WHAT IS A SPENT CONVICTION?
If a person is granted a Spent Conviction Order, by the Court, this means that person does not have a legal obligation and will not ordinarily need to disclose the criminal conviction to any third party, for example, a potential employer (except in particular circumstances, which we can discuss with you).
A Spent Conviction Order will mean the particular conviction that is the subject of that Order will not be recorded, or show up, on a persons State or National Police Clearance.
WHEN WILL I NEED TO DISCLOSE A SPENT CONVICTION ORDER?
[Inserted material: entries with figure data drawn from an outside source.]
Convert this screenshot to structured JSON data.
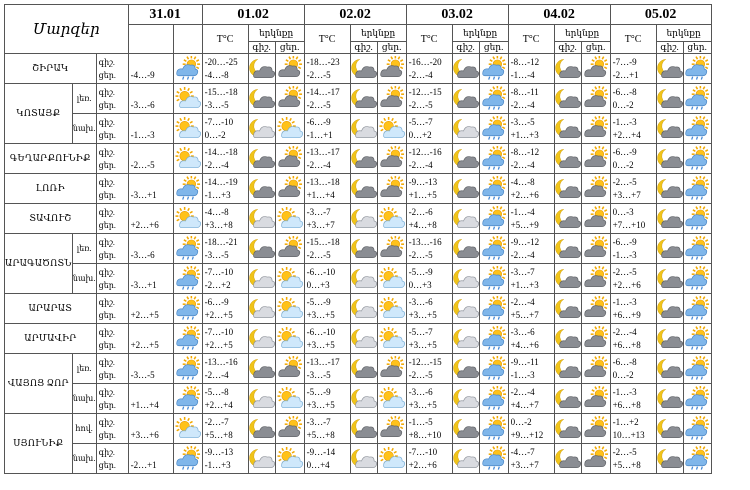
{
  "header": {
    "region_title": "Մարզեր",
    "t_label": "T°C",
    "sky_label": "երկնքը",
    "night_label": "գիշ.",
    "day_label": "ցեր.",
    "dates": [
      "31.01",
      "01.02",
      "02.02",
      "03.02",
      "04.02",
      "05.02"
    ]
  },
  "icon_names": {
    "sun_cloud": "sun-behind-cloud-icon",
    "moon_cloud": "moon-behind-cloud-icon",
    "cloud_sun_rain": "cloud-sun-rain-icon",
    "cloud_sun": "dark-cloud-sun-icon",
    "cloud_moon": "dark-cloud-moon-icon"
  },
  "rows": [
    {
      "region": "ՇԻՐԱԿ",
      "sub": "",
      "l1": "գիշ.",
      "l2": "ցեր.",
      "first": {
        "t2": "-4…-9",
        "icon": "cloud_sun_rain"
      },
      "days": [
        {
          "t1": "-20…-25",
          "t2": "-4…-8",
          "n": "cloud_moon",
          "d": "cloud_sun"
        },
        {
          "t1": "-18…-23",
          "t2": "-2…-5",
          "n": "cloud_moon",
          "d": "cloud_sun"
        },
        {
          "t1": "-16…-20",
          "t2": "-2…-4",
          "n": "cloud_moon",
          "d": "cloud_sun_rain"
        },
        {
          "t1": "-8…-12",
          "t2": "-1…-4",
          "n": "cloud_moon",
          "d": "cloud_sun"
        },
        {
          "t1": "-7…-9",
          "t2": "-2…+1",
          "n": "cloud_moon",
          "d": "cloud_sun_rain"
        }
      ]
    },
    {
      "region": "ԿՈՏԱՅՔ",
      "sub": "լեռ.",
      "l1": "գիշ.",
      "l2": "ցեր.",
      "first": {
        "t2": "-3…-6",
        "icon": "sun_cloud"
      },
      "days": [
        {
          "t1": "-15…-18",
          "t2": "-3…-5",
          "n": "cloud_moon",
          "d": "cloud_sun"
        },
        {
          "t1": "-14…-17",
          "t2": "-2…-5",
          "n": "cloud_moon",
          "d": "cloud_sun"
        },
        {
          "t1": "-12…-15",
          "t2": "-2…-5",
          "n": "cloud_moon",
          "d": "cloud_sun_rain"
        },
        {
          "t1": "-8…-11",
          "t2": "-2…-4",
          "n": "cloud_moon",
          "d": "cloud_sun"
        },
        {
          "t1": "-6…-8",
          "t2": "0…-2",
          "n": "cloud_moon",
          "d": "cloud_sun_rain"
        }
      ]
    },
    {
      "region": "",
      "sub": "նախ.",
      "l1": "գիշ.",
      "l2": "ցեր.",
      "first": {
        "t2": "-1…-3",
        "icon": "sun_cloud"
      },
      "days": [
        {
          "t1": "-7…-10",
          "t2": "0…-2",
          "n": "moon_cloud",
          "d": "sun_cloud"
        },
        {
          "t1": "-6…-9",
          "t2": "-1…+1",
          "n": "moon_cloud",
          "d": "sun_cloud"
        },
        {
          "t1": "-5…-7",
          "t2": "0…+2",
          "n": "moon_cloud",
          "d": "cloud_sun_rain"
        },
        {
          "t1": "-3…-5",
          "t2": "+1…+3",
          "n": "cloud_moon",
          "d": "cloud_sun"
        },
        {
          "t1": "-1…-3",
          "t2": "+2…+4",
          "n": "cloud_moon",
          "d": "cloud_sun_rain"
        }
      ]
    },
    {
      "region": "ԳԵՂԱՐՔՈՒՆԻՔ",
      "sub": "",
      "l1": "գիշ.",
      "l2": "ցեր.",
      "first": {
        "t2": "-2…-5",
        "icon": "sun_cloud"
      },
      "days": [
        {
          "t1": "-14…-18",
          "t2": "-2…-4",
          "n": "cloud_moon",
          "d": "cloud_sun"
        },
        {
          "t1": "-13…-17",
          "t2": "-2…-4",
          "n": "cloud_moon",
          "d": "cloud_sun"
        },
        {
          "t1": "-12…-16",
          "t2": "-2…-4",
          "n": "cloud_moon",
          "d": "cloud_sun_rain"
        },
        {
          "t1": "-8…-12",
          "t2": "-2…-4",
          "n": "cloud_moon",
          "d": "cloud_sun"
        },
        {
          "t1": "-6…-9",
          "t2": "0…-2",
          "n": "cloud_moon",
          "d": "cloud_sun_rain"
        }
      ]
    },
    {
      "region": "ԼՈՌԻ",
      "sub": "",
      "l1": "գիշ.",
      "l2": "ցեր.",
      "first": {
        "t2": "-3…+1",
        "icon": "cloud_sun_rain"
      },
      "days": [
        {
          "t1": "-14…-19",
          "t2": "-1…+3",
          "n": "cloud_moon",
          "d": "cloud_sun"
        },
        {
          "t1": "-13…-18",
          "t2": "+1…+4",
          "n": "cloud_moon",
          "d": "cloud_sun"
        },
        {
          "t1": "-9…-13",
          "t2": "+1…+5",
          "n": "cloud_moon",
          "d": "cloud_sun_rain"
        },
        {
          "t1": "-4…-8",
          "t2": "+2…+6",
          "n": "cloud_moon",
          "d": "cloud_sun"
        },
        {
          "t1": "-2…-5",
          "t2": "+3…+7",
          "n": "cloud_moon",
          "d": "cloud_sun_rain"
        }
      ]
    },
    {
      "region": "ՏԱՎՈՒՇ",
      "sub": "",
      "l1": "գիշ.",
      "l2": "ցեր.",
      "first": {
        "t2": "+2…+6",
        "icon": "sun_cloud"
      },
      "days": [
        {
          "t1": "-4…-8",
          "t2": "+3…+8",
          "n": "moon_cloud",
          "d": "sun_cloud"
        },
        {
          "t1": "-3…-7",
          "t2": "+3…+7",
          "n": "moon_cloud",
          "d": "sun_cloud"
        },
        {
          "t1": "-2…-6",
          "t2": "+4…+8",
          "n": "moon_cloud",
          "d": "cloud_sun_rain"
        },
        {
          "t1": "-1…-4",
          "t2": "+5…+9",
          "n": "cloud_moon",
          "d": "cloud_sun"
        },
        {
          "t1": "0…-3",
          "t2": "+7…+10",
          "n": "cloud_moon",
          "d": "cloud_sun_rain"
        }
      ]
    },
    {
      "region": "ԱՐԱԳԱԾՈՏՆ",
      "sub": "լեռ.",
      "l1": "գիշ.",
      "l2": "ցեր.",
      "first": {
        "t2": "-3…-6",
        "icon": "cloud_sun_rain"
      },
      "days": [
        {
          "t1": "-18…-21",
          "t2": "-3…-5",
          "n": "cloud_moon",
          "d": "cloud_sun"
        },
        {
          "t1": "-15…-18",
          "t2": "-2…-5",
          "n": "cloud_moon",
          "d": "cloud_sun"
        },
        {
          "t1": "-13…-16",
          "t2": "-2…-5",
          "n": "cloud_moon",
          "d": "cloud_sun_rain"
        },
        {
          "t1": "-9…-12",
          "t2": "-2…-4",
          "n": "cloud_moon",
          "d": "cloud_sun"
        },
        {
          "t1": "-6…-9",
          "t2": "-1…-3",
          "n": "cloud_moon",
          "d": "cloud_sun_rain"
        }
      ]
    },
    {
      "region": "",
      "sub": "նախ.",
      "l1": "գիշ.",
      "l2": "ցեր.",
      "first": {
        "t2": "-3…+1",
        "icon": "cloud_sun_rain"
      },
      "days": [
        {
          "t1": "-7…-10",
          "t2": "-2…+2",
          "n": "moon_cloud",
          "d": "sun_cloud"
        },
        {
          "t1": "-6…-10",
          "t2": "0…+3",
          "n": "moon_cloud",
          "d": "sun_cloud"
        },
        {
          "t1": "-5…-9",
          "t2": "0…+3",
          "n": "moon_cloud",
          "d": "cloud_sun_rain"
        },
        {
          "t1": "-3…-7",
          "t2": "+1…+3",
          "n": "cloud_moon",
          "d": "cloud_sun"
        },
        {
          "t1": "-2…-5",
          "t2": "+2…+6",
          "n": "cloud_moon",
          "d": "cloud_sun_rain"
        }
      ]
    },
    {
      "region": "ԱՐԱՐԱՏ",
      "sub": "",
      "l1": "գիշ.",
      "l2": "ցեր.",
      "first": {
        "t2": "+2…+5",
        "icon": "cloud_sun_rain"
      },
      "days": [
        {
          "t1": "-6…-9",
          "t2": "+2…+5",
          "n": "moon_cloud",
          "d": "sun_cloud"
        },
        {
          "t1": "-5…-9",
          "t2": "+3…+5",
          "n": "moon_cloud",
          "d": "sun_cloud"
        },
        {
          "t1": "-3…-6",
          "t2": "+3…+5",
          "n": "moon_cloud",
          "d": "cloud_sun_rain"
        },
        {
          "t1": "-2…-4",
          "t2": "+5…+7",
          "n": "cloud_moon",
          "d": "cloud_sun"
        },
        {
          "t1": "-1…-3",
          "t2": "+6…+9",
          "n": "cloud_moon",
          "d": "cloud_sun_rain"
        }
      ]
    },
    {
      "region": "ԱՐՄԱՎԻՐ",
      "sub": "",
      "l1": "գիշ.",
      "l2": "ցեր.",
      "first": {
        "t2": "+2…+5",
        "icon": "cloud_sun_rain"
      },
      "days": [
        {
          "t1": "-7…-10",
          "t2": "+2…+5",
          "n": "moon_cloud",
          "d": "sun_cloud"
        },
        {
          "t1": "-6…-10",
          "t2": "+3…+5",
          "n": "moon_cloud",
          "d": "sun_cloud"
        },
        {
          "t1": "-5…-7",
          "t2": "+3…+5",
          "n": "moon_cloud",
          "d": "cloud_sun_rain"
        },
        {
          "t1": "-3…-6",
          "t2": "+4…+6",
          "n": "cloud_moon",
          "d": "cloud_sun"
        },
        {
          "t1": "-2…-4",
          "t2": "+6…+8",
          "n": "cloud_moon",
          "d": "cloud_sun_rain"
        }
      ]
    },
    {
      "region": "ՎԱՅՈՑ ՁՈՐ",
      "sub": "լեռ.",
      "l1": "գիշ.",
      "l2": "ցեր.",
      "first": {
        "t2": "-3…-5",
        "icon": "cloud_sun_rain"
      },
      "days": [
        {
          "t1": "-13…-16",
          "t2": "-2…-4",
          "n": "cloud_moon",
          "d": "cloud_sun"
        },
        {
          "t1": "-13…-17",
          "t2": "-3…-5",
          "n": "cloud_moon",
          "d": "cloud_sun"
        },
        {
          "t1": "-12…-15",
          "t2": "-2…-5",
          "n": "cloud_moon",
          "d": "cloud_sun_rain"
        },
        {
          "t1": "-9…-11",
          "t2": "-1…-3",
          "n": "cloud_moon",
          "d": "cloud_sun"
        },
        {
          "t1": "-6…-8",
          "t2": "0…-2",
          "n": "cloud_moon",
          "d": "cloud_sun_rain"
        }
      ]
    },
    {
      "region": "",
      "sub": "նախ.",
      "l1": "գիշ.",
      "l2": "ցեր.",
      "first": {
        "t2": "+1…+4",
        "icon": "cloud_sun_rain"
      },
      "days": [
        {
          "t1": "-5…-8",
          "t2": "+2…+4",
          "n": "moon_cloud",
          "d": "sun_cloud"
        },
        {
          "t1": "-5…-9",
          "t2": "+3…+5",
          "n": "moon_cloud",
          "d": "sun_cloud"
        },
        {
          "t1": "-3…-6",
          "t2": "+3…+5",
          "n": "moon_cloud",
          "d": "cloud_sun_rain"
        },
        {
          "t1": "-2…-4",
          "t2": "+4…+7",
          "n": "cloud_moon",
          "d": "cloud_sun"
        },
        {
          "t1": "-1…-3",
          "t2": "+6…+8",
          "n": "cloud_moon",
          "d": "cloud_sun_rain"
        }
      ]
    },
    {
      "region": "ՍՅՈՒՆԻՔ",
      "sub": "հով.",
      "l1": "գիշ.",
      "l2": "ցեր.",
      "first": {
        "t2": "+3…+6",
        "icon": "sun_cloud"
      },
      "days": [
        {
          "t1": "-2…-7",
          "t2": "+5…+8",
          "n": "cloud_moon",
          "d": "cloud_sun"
        },
        {
          "t1": "-3…-7",
          "t2": "+5…+8",
          "n": "cloud_moon",
          "d": "cloud_sun"
        },
        {
          "t1": "-1…-5",
          "t2": "+8…+10",
          "n": "cloud_moon",
          "d": "cloud_sun_rain"
        },
        {
          "t1": "0…-2",
          "t2": "+9…+12",
          "n": "cloud_moon",
          "d": "cloud_sun"
        },
        {
          "t1": "-1…+2",
          "t2": "10…+13",
          "n": "cloud_moon",
          "d": "cloud_sun_rain"
        }
      ]
    },
    {
      "region": "",
      "sub": "նախ.",
      "l1": "գիշ.",
      "l2": "ցեր.",
      "first": {
        "t2": "-2…+1",
        "icon": "cloud_sun_rain"
      },
      "days": [
        {
          "t1": "-9…-13",
          "t2": "-1…+3",
          "n": "moon_cloud",
          "d": "sun_cloud"
        },
        {
          "t1": "-9…-14",
          "t2": "0…+4",
          "n": "moon_cloud",
          "d": "sun_cloud"
        },
        {
          "t1": "-7…-10",
          "t2": "+2…+6",
          "n": "moon_cloud",
          "d": "cloud_sun_rain"
        },
        {
          "t1": "-4…-7",
          "t2": "+3…+7",
          "n": "cloud_moon",
          "d": "cloud_sun"
        },
        {
          "t1": "-2…-5",
          "t2": "+5…+8",
          "n": "cloud_moon",
          "d": "cloud_sun_rain"
        }
      ]
    }
  ]
}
As with most things, exceptions do exist and there are some circumstances where Spent Convictions will need to be disclosed to third parties. The full list of exceptions are set out in Schedule 3 of the Spent Convictions Act 1988 (WA) these exceptions include, but are not limited to, situations whereby a person intends to be:
- Appointed as a Police Officer under the Police Act 1892 (WA); or
- Considered for employment, as a prison officer under the Prisons Act 1981 (WA); or
- Considered for the grant of a licence as a casino employee; or
- Work with children; or
- Apply for a Firearms Licence pursuant to under the Firearms Act 1973 (WA).
WHEN IS AN APPLICATION FOR A SPENT CONVICTION ORDER MADE?
An application for a Spent Conviction Order in the Magistrates Court is best made at the time a person is sentenced for an offence. This means a person who has been charged with a criminal offence must have first pleaded guilty to the offence. At the time the person is to be sentenced for the offence submissions can then be made to the Court with respect to the application for the Spent Conviction Order.
In certain circumstances – and after a “prescribed period” – you can apply to spend a previous conviction. This is usually ten years, and only if certain circumstances apply, so it is best to contact us for a discussion if you think this might apply to you.
WHAT NEEDS TO BE ESTABLISHED FOR A SPENT CONVICTION TO BE GRANTED?
Section 45 of the Sentencing Act 1995 (WA) (the Act) sets out the legal elements which must be satisfied for the Court to grant a Spent Conviction Order.
Section 39(2) of the Act provides that a Court sentencing an offender must not grant a Spent Conviction Order unless it is satisfied that the person who has committed the offence is unlikely to commit the same offence again having regard to either:
- The fact that the offence itself is trivial; or
- The previous good character of the offender.
The Court must also be satisfied that the offender should be relieved immediately of any adverse effect that any conviction might have on the offender.
WHAT DOES THE PROCESS USUALLY INVOLVE?
This process generally involves providing the Court with supporting documentation in order to satisfy the Court that an Order should be granted in favour of the person who is being sentenced. We can assist you to collate this documentation, and make submissions to the court on your behalf.